The court order is likely to be controversial. But whatever you think about the remedy, there’s an important lesson to be learned from the problem the court was confronting.
A handful of states have recently tightened restrictions on voting at the polls — the most notorious example is Indiana, which stops you from voting in-person if you don’t have a certain type of photo ID. A challenge to the law is now in front of the Supreme Court. Indiana has justified the restriction, in part, by saying that voters without ID can always vote absentee, where no ID is required.
As the New Jersey court order shows, however, absentee ballots aren’t a perfect substitute for voting on election day. We already knew that absentee ballots can be risky because of administrative glitches: in Indiana last year, absentee ballots from legitimate voters weren’t counted when an election official forgot to initial the envelopes before sending them out. And we already knew that absentee ballots can be risky because of delivery problems: in 2004, thousands of Florida absentee ballots were apparently mailed too late for voters to cast them in time. And of course, absentee ballots present a risk of coercion or inappropriate influence that isn’t really an issue at the polls.
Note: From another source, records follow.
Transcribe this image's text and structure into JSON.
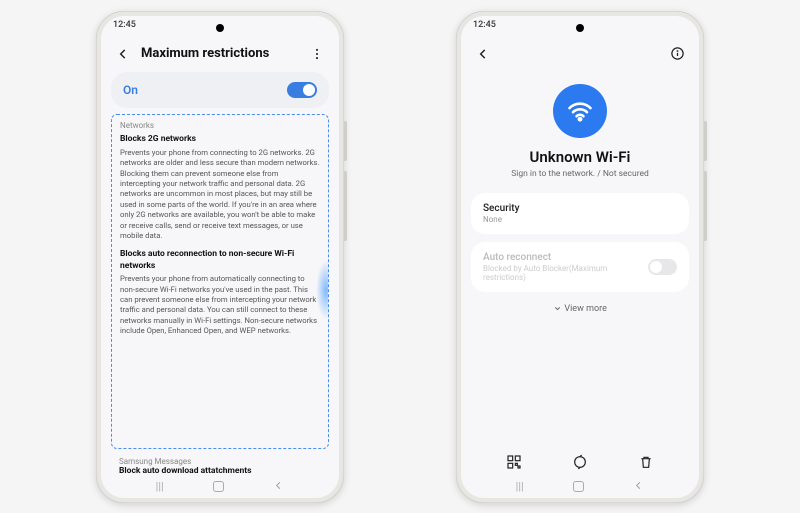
{
  "left": {
    "status_time": "12:45",
    "title": "Maximum restrictions",
    "toggle_label": "On",
    "section_label": "Networks",
    "item1_title": "Blocks 2G networks",
    "item1_body": "Prevents your phone from connecting to 2G networks. 2G networks are older and less secure than modern networks. Blocking them can prevent someone else from intercepting your network traffic and personal data. 2G networks are uncommon in most places, but may still be used in some parts of the world. If you're in an area where only 2G networks are available, you won't be able to make or receive calls, send or receive text messages, or use mobile data.",
    "item2_title": "Blocks auto reconnection to non-secure Wi-Fi networks",
    "item2_body": "Prevents your phone from automatically connecting to non-secure Wi-Fi networks you've used in the past. This can prevent someone else from intercepting your network traffic and personal data. You can still connect to these networks manually in Wi-Fi settings. Non-secure networks include Open, Enhanced Open, and WEP networks.",
    "below_section": "Samsung Messages",
    "below_item": "Block auto download attatchments"
  },
  "right": {
    "status_time": "12:45",
    "wifi_title": "Unknown Wi-Fi",
    "wifi_sub": "Sign in to the network. / Not secured",
    "security_label": "Security",
    "security_value": "None",
    "auto_label": "Auto reconnect",
    "auto_sub": "Blocked by Auto Blocker(Maximum restrictions)",
    "view_more": "View more"
  }
}
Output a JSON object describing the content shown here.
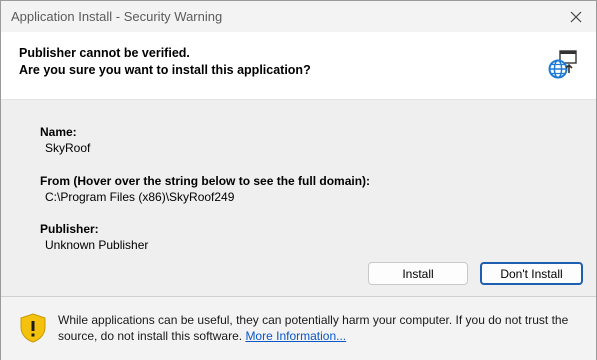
{
  "window": {
    "title": "Application Install - Security Warning"
  },
  "header": {
    "line1": "Publisher cannot be verified.",
    "line2": "Are you sure you want to install this application?"
  },
  "details": {
    "name_label": "Name:",
    "name_value": "SkyRoof",
    "from_label": "From (Hover over the string below to see the full domain):",
    "from_value": "C:\\Program Files (x86)\\SkyRoof249",
    "publisher_label": "Publisher:",
    "publisher_value": "Unknown Publisher"
  },
  "buttons": {
    "install": "Install",
    "dont_install": "Don't Install"
  },
  "footer": {
    "warning_text": "While applications can be useful, they can potentially harm your computer. If you do not trust the source, do not install this software. ",
    "more_info": "More Information..."
  },
  "icons": {
    "close": "close-icon",
    "globe": "globe-install-icon",
    "warning": "shield-warning-icon"
  },
  "colors": {
    "link": "#0b57c5",
    "default_button_border": "#1f5fb2",
    "shield": "#f4c20d"
  }
}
Now, the New Jersey order highlights another downside: absentee ballots force voters to make up their minds before all of the information is in. Sometimes, there is a late-breaking revelation about one of the candidates. Or, as happened on Wednesday, a candidate will drop out of the race. There’s no way to prepare for this sort of thing ahead of time. And so voters who want to make sure that their votes are effective have an interest in waiting until Election Day.
More than a decade ago, Supreme Court Justice Kennedy recognized this very problem. In a case about the option to write-in a candidate’s name on the ballot, he explained that the write-in vote can “serve as an important safety mechanism in those instances where a late developing issue arises or where new information is disclosed about a candidate late in the race.”
The chance to vote on Election Day is an even more important “safety mechanism” to make sure that votes matter. Perhaps the New Jersey do-over will help make that clear to the rest of the Court.